Wall Street sees little respite to Qualcomm's smartphone gloom

People visit a Qualcomm booth at the Mobile World Congress (MWC) in Shanghai, China February 23, 2021. REUTERS/Aly Song

Nov 3 (Reuters) - Sales at Qualcomm Inc are slowing as the smartphone market heads for its worst contraction in years, and Wall Street analysts don't expect that to turn around anytime soon.

At least 14 brokerages lowered their price targets on the largest maker of smartphone chips on Thursday after it gave a forecast $2 billion below market estimates and said it had extra inventory that could take half a year to clear.

Qualcomm shares, which have already lost more than a third of their value this year, fell 6.6% in afternoon trading.

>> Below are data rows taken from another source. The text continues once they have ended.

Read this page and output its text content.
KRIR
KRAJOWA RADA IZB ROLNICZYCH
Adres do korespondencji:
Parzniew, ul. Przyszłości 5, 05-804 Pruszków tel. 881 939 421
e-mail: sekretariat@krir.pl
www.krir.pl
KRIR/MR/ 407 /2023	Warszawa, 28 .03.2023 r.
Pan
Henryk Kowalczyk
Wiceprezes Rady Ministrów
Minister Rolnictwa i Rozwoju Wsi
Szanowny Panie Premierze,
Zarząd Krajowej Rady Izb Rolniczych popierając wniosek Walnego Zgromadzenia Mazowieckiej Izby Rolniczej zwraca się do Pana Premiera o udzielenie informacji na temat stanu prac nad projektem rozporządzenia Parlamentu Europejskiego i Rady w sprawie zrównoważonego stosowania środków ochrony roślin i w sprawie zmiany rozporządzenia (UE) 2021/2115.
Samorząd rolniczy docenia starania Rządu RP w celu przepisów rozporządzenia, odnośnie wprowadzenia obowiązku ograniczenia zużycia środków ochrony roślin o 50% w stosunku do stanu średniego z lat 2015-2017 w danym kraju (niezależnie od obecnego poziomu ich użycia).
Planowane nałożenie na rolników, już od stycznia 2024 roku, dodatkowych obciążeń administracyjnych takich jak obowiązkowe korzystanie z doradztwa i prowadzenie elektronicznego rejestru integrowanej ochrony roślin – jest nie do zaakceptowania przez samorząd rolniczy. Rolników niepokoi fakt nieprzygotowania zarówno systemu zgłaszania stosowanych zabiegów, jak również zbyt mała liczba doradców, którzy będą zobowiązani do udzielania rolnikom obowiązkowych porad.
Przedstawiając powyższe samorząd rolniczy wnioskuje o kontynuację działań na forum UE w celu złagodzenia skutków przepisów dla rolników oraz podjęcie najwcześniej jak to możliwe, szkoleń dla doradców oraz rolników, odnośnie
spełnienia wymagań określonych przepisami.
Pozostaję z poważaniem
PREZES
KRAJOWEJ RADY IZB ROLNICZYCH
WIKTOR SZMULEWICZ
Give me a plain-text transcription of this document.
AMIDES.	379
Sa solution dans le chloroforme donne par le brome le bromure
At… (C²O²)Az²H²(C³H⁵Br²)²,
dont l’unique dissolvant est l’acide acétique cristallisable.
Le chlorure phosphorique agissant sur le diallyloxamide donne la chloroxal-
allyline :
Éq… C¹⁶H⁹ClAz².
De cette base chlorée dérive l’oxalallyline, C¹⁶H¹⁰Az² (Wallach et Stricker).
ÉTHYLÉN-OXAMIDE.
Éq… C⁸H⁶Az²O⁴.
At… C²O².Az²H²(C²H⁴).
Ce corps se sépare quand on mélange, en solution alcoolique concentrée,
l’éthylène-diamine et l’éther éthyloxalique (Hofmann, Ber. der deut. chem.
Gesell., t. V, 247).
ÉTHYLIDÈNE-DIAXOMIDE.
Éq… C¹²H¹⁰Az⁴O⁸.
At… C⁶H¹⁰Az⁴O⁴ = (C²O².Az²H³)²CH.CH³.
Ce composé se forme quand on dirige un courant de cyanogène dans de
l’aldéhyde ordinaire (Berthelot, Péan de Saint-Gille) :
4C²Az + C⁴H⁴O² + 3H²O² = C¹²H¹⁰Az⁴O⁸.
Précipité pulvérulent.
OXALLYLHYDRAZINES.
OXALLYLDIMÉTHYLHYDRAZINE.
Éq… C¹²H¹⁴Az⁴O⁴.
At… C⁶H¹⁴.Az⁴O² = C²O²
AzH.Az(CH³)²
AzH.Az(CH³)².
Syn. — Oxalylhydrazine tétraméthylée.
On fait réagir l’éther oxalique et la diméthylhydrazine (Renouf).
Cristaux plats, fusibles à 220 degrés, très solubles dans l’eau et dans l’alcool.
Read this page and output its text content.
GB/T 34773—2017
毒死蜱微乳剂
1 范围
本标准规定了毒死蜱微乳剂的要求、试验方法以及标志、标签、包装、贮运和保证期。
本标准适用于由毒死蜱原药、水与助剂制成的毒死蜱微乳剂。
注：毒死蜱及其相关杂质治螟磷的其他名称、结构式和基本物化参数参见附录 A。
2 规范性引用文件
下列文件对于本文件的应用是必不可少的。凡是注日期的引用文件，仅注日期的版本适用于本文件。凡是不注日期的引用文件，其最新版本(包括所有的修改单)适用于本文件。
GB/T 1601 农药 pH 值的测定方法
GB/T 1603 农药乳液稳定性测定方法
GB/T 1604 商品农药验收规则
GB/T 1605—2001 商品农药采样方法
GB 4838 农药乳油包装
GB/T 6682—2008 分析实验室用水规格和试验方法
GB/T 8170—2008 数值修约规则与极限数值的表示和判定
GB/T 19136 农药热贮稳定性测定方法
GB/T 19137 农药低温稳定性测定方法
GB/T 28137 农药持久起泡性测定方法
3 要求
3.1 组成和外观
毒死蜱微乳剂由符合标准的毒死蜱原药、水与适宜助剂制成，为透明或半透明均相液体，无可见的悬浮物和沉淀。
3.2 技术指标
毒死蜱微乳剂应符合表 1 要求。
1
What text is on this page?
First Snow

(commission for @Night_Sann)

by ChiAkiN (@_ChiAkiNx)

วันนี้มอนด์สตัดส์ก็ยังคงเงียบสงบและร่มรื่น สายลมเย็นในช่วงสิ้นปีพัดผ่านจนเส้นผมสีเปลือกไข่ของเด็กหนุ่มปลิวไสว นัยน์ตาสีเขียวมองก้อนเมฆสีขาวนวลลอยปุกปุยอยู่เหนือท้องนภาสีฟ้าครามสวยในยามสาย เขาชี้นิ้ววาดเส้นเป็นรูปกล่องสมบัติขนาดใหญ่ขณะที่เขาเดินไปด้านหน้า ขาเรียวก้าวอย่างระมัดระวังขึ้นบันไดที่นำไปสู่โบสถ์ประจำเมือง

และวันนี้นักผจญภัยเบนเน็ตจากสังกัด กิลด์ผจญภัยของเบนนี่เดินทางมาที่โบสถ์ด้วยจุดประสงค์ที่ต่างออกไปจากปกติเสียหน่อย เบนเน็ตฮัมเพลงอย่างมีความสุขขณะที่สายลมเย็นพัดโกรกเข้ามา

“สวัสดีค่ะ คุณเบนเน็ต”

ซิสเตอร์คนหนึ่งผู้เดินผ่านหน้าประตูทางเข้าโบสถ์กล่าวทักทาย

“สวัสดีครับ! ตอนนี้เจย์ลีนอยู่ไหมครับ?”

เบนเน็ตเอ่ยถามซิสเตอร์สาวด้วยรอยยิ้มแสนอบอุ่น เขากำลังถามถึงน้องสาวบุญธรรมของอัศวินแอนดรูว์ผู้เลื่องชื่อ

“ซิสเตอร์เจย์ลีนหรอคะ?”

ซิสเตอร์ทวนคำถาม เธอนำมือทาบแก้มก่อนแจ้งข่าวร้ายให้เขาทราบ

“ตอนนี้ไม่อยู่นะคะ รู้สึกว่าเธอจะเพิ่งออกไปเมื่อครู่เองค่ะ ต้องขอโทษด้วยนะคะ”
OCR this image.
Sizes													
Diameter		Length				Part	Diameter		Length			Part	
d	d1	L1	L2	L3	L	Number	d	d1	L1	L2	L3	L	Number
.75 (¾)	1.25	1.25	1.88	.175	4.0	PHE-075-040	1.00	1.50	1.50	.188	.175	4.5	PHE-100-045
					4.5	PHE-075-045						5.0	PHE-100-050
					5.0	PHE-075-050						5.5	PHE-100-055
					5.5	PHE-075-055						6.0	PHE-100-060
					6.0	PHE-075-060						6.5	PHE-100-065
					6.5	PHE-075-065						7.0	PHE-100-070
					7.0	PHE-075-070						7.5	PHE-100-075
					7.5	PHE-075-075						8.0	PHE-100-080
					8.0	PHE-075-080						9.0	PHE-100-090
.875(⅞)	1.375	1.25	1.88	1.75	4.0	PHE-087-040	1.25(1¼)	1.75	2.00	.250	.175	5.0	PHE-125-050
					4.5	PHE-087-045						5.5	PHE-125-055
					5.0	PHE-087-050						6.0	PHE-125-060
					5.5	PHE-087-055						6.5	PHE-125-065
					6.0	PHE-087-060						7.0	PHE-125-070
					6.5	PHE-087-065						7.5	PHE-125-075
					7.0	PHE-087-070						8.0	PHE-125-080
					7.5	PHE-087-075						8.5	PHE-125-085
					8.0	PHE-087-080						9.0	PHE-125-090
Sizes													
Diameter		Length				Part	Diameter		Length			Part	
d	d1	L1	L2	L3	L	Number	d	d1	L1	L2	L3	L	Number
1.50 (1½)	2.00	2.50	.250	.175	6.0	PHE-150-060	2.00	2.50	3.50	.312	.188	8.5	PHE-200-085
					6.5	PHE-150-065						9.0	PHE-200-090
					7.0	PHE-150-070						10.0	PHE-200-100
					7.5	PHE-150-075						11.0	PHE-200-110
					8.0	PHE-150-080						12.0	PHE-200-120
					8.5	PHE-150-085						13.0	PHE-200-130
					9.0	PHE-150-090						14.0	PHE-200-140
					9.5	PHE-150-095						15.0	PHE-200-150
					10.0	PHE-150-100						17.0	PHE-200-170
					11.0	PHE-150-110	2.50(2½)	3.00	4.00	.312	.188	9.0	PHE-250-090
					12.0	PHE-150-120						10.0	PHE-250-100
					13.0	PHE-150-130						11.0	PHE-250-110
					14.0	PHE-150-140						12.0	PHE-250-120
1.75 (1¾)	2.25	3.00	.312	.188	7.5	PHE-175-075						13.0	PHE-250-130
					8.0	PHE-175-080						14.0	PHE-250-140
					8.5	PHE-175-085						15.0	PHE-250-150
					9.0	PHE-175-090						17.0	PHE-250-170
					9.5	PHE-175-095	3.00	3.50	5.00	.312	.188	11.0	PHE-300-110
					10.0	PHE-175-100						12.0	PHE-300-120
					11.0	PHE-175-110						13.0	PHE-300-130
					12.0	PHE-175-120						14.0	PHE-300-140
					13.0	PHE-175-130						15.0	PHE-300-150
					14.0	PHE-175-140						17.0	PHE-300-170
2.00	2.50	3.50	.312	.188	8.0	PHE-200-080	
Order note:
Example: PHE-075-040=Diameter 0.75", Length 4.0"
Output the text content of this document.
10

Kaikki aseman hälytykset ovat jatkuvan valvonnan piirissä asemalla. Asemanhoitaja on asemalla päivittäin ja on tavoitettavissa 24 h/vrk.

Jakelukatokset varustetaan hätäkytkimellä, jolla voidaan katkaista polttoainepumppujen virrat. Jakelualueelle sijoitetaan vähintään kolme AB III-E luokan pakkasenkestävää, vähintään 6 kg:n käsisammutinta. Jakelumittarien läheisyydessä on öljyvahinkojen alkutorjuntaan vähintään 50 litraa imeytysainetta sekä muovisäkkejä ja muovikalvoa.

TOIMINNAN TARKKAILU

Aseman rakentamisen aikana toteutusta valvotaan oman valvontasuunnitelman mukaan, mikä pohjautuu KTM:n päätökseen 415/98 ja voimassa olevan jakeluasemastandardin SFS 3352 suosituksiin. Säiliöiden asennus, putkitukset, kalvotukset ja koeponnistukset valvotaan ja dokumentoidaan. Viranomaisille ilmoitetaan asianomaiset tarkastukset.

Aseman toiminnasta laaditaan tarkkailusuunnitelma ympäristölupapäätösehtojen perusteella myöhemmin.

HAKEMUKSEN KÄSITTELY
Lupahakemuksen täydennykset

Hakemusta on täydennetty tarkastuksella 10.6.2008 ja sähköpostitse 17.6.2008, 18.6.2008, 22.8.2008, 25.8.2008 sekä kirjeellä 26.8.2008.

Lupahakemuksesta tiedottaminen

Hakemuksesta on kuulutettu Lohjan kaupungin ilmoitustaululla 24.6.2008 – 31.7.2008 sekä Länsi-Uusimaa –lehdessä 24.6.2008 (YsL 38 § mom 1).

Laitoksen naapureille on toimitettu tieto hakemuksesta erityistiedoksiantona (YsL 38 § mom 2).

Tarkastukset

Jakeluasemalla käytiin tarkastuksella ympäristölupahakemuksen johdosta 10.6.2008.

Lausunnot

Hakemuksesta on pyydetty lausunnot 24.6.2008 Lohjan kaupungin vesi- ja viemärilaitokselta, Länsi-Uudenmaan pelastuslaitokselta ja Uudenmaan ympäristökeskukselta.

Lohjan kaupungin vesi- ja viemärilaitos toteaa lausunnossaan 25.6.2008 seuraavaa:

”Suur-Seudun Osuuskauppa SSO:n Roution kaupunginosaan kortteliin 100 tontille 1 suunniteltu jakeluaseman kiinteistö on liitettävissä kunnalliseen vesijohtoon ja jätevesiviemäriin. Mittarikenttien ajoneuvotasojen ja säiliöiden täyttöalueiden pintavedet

"We believe a weak market, and even a potential inventory correction was likely not entirely unexpected, though the magnitude is probably worse than what some might have had in mind," analysts at Bernstein wrote in a note.

The company's dour holiday-quarter outlook underscores the rapid decline in the smartphone market, as strict COVID-19 restrictions sap demand in top market China and a global surge in inflation weighs on consumer spending elsewhere.

The chipmaker now expects a low-double-digit percentage decline in handset sales volumes this year, compared with its prior forecast for a mid-single-digit percentage drop.

"Qualcomm's smartphone business is more positioned in the mid-range ... and the mid-range is currently the most impacted segment in the smartphone market," said Canalys research analyst Runar Bjørhovd.

Reuters Graphics

"The outlook for the remainder of the year remains pessimistic, but there are hope that demand will start to pick up again towards the middle of 2023," Bjørhovd added.

There are, however, some bright spots.

Qualcomm expects to have the vast majority of 5G modem share for the 2023 iPhone launch, up from a previous assumption of 20%. Its revenue from new focus areas such as automotive equipment, networking and computers is also rising.